We are currently living in exciting times of the 2nd quantum revolution with quantum mechanics no longer constituting “just” an intriguing theory that allows us to resolve puzzles of the micro-world. In contrast to the beginning of the 20th century and the 1st quantum revolution, humanity has now reached a point when we can not only study quantum phenomena but also take advantage and exploit them in everyday tasks. Among such novel quantum technologies lies the field of quantum sensing and metrology, whose aim is to design and build devices that with unprecedented precision can, e.g., measure time (atomic clocks), probe electromagnetic fields (so-called SQUIDs, atomic or solid-state magnetometers) or sense external forces such as gravity (atomic interferometers). All these constitute examples of quantum sensors that have been demonstrated to spectacularly breach the corresponding classical limits on performance, either in proof-ofprinciple experiments or having been even commercialised. Still, the next big challenge that requires tremendous research commitment is to allow for coordinated operation of such devices in networks, so that they can be utilised in complex tasks of sensing, e.g., the magnetic activity of a human brain in real time or the seismic activity of Earth by tracking variations of the gravitational field across the planet surface.

Although quantum sensors are naturally associated with micro-scales, an atypical but spectacular example of such a device is the gravitational-wave detector. Despite its few-kilometre size it has allowed to resolve fluctuations of space-time as tiny as a proton, so that gravitational waves could have been registered for the first time. However, one shall not forget that the Noble prize, which was awarded in 2017 for this amazing achievement, would not be possible if not the state-of-the-art techniques of data processing. These have been developed over many years for such a gargantuan apparatus to allow for a gentle whisper of a black-holemerger event to be heard in the wall of sound completely dominated by the noise. This experiment serves as a good example that signal-processing methods form a key link in any sensing protocol, especially quantum.

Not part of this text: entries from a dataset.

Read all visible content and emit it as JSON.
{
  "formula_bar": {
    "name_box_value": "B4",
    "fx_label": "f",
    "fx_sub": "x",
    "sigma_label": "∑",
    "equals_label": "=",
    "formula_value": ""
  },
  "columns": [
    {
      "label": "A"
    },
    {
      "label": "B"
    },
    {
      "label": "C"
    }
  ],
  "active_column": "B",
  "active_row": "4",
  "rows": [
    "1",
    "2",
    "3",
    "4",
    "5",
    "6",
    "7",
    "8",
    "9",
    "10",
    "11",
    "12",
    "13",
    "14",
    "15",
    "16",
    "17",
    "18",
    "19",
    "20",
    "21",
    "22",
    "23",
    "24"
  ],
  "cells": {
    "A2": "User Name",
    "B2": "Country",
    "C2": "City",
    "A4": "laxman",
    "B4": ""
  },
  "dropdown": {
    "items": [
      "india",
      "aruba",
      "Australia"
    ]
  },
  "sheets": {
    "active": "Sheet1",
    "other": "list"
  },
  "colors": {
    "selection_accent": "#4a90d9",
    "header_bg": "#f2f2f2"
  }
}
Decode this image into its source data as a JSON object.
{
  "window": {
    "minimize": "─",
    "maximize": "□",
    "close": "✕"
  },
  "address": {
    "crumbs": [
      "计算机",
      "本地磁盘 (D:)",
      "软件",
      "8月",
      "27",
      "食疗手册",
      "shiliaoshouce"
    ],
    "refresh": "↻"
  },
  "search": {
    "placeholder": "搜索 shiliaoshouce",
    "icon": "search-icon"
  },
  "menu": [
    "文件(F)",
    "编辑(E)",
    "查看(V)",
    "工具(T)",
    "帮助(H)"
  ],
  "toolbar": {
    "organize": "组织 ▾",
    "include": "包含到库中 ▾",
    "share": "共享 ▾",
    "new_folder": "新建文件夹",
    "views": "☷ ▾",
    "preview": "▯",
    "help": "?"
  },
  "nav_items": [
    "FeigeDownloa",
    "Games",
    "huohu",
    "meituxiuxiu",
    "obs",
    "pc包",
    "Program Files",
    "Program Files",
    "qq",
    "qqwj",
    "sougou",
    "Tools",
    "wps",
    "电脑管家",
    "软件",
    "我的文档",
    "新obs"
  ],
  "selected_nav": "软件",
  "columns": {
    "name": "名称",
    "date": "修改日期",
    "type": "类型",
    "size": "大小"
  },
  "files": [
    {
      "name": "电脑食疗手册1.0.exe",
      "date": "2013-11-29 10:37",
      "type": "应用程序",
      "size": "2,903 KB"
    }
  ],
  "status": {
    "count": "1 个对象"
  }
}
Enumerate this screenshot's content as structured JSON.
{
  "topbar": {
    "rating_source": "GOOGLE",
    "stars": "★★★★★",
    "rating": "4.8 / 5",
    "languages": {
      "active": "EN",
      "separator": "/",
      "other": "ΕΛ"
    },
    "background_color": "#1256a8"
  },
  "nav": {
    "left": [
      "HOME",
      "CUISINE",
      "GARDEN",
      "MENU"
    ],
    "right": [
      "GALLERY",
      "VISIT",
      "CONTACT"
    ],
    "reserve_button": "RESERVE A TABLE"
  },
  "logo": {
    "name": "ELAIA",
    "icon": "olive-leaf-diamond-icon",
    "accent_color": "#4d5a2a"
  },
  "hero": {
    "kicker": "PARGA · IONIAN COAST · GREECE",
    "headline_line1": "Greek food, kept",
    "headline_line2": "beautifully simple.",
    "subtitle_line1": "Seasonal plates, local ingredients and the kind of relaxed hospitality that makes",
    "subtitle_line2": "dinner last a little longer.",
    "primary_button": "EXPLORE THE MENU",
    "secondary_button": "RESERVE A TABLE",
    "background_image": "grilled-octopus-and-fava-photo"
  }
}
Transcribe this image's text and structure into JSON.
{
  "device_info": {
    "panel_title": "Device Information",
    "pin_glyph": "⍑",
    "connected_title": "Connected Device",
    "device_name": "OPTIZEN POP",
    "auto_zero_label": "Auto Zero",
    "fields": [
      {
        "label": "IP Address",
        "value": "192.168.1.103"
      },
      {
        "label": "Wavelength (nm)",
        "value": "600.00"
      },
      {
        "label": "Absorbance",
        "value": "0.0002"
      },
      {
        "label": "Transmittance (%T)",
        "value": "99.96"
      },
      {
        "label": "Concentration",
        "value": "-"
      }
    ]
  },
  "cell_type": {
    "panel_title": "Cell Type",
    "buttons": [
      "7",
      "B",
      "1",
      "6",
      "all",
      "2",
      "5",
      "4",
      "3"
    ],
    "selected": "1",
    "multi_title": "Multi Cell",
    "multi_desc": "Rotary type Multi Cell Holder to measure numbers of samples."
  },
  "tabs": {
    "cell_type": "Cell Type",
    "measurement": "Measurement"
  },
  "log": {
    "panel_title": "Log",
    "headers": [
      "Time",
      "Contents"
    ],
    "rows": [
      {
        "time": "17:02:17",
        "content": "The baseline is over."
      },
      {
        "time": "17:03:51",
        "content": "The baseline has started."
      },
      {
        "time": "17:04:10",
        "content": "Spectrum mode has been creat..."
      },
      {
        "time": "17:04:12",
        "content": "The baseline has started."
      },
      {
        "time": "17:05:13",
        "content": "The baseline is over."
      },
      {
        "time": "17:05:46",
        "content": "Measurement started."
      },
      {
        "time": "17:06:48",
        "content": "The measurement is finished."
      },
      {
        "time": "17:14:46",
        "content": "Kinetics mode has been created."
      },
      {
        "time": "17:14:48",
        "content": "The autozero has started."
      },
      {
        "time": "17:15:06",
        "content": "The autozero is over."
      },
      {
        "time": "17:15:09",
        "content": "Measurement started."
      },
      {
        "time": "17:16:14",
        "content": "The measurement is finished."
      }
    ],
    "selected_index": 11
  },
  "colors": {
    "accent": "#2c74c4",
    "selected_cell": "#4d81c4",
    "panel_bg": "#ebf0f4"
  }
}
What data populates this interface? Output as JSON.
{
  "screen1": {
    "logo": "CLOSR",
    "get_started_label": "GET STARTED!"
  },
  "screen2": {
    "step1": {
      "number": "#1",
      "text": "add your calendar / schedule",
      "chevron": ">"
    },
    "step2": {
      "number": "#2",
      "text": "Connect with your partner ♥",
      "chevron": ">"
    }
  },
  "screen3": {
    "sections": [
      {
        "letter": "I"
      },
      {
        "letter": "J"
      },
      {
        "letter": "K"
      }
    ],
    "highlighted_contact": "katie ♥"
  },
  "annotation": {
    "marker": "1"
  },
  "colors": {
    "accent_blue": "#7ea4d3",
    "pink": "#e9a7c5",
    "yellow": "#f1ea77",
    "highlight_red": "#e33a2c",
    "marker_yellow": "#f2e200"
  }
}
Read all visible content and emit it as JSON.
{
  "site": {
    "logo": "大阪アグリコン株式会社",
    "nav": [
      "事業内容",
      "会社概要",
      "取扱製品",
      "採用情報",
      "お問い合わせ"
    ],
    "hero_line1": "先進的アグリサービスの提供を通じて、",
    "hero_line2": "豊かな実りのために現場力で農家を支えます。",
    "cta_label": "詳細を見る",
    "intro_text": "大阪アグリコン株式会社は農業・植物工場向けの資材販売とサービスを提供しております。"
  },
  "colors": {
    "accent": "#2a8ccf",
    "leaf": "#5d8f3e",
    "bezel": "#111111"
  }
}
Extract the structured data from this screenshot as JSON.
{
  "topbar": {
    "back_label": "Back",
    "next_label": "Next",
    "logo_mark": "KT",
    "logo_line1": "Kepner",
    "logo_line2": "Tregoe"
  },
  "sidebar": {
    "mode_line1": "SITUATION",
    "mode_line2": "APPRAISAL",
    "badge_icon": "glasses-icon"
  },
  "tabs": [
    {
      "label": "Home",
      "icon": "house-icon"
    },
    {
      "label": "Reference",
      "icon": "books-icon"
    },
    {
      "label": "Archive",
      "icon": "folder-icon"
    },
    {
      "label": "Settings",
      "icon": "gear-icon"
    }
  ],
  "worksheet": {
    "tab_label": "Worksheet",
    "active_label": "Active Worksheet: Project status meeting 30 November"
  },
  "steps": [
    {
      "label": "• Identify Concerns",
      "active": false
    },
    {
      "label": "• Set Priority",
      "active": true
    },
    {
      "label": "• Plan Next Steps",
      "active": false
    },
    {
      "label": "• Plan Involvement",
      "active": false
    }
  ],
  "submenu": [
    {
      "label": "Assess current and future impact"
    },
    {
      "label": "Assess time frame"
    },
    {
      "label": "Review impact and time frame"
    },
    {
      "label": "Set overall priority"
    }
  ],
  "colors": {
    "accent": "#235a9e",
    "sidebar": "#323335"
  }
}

The main goal of this project is to make an important step in the direction of employing networks of quantum sensors in distributed sensing tasks. From the abstract perspective, as this is largely an uncharted territory, our aim is also to characterise the role of quantum correlations in such scenarios, in which the entanglement can be exhibited not only between, e.g., atoms forming a single sensor, but also in between the sensor nodes constituting the network. For this to be possible, we will construct sophisticated models of quantum sensors —in particular, of ones based on atomic ensembles, optomechanical devices and crystallographic defects— that will allow us to simulate operation of such devices in networks and real time, while applying directly the techniques of statistical inference, machine learning and control theory to process the sensor data and actively adjust its state in a feedback loop. Importantly, the aforementioned data-processing methods will be implemented within a versatile open-access software library that forms another important goal of this project. It will allow the user for flexible adaptation of the models and the data-inference tools, so that advanced sensing tasks can then also be explored such as, e.g., detection of anomalies or specific features (wavelets) within the signal probed, or hybrid sensing schemes that involve sensors of different types.

Last but not least, all our work will be regularly consulted with experimental groups developing particular sensing platforms—in the long term, capabilities of our solutions will be explicitly verified by processing actual output data of quantum sensors and using our software toolbox to control them.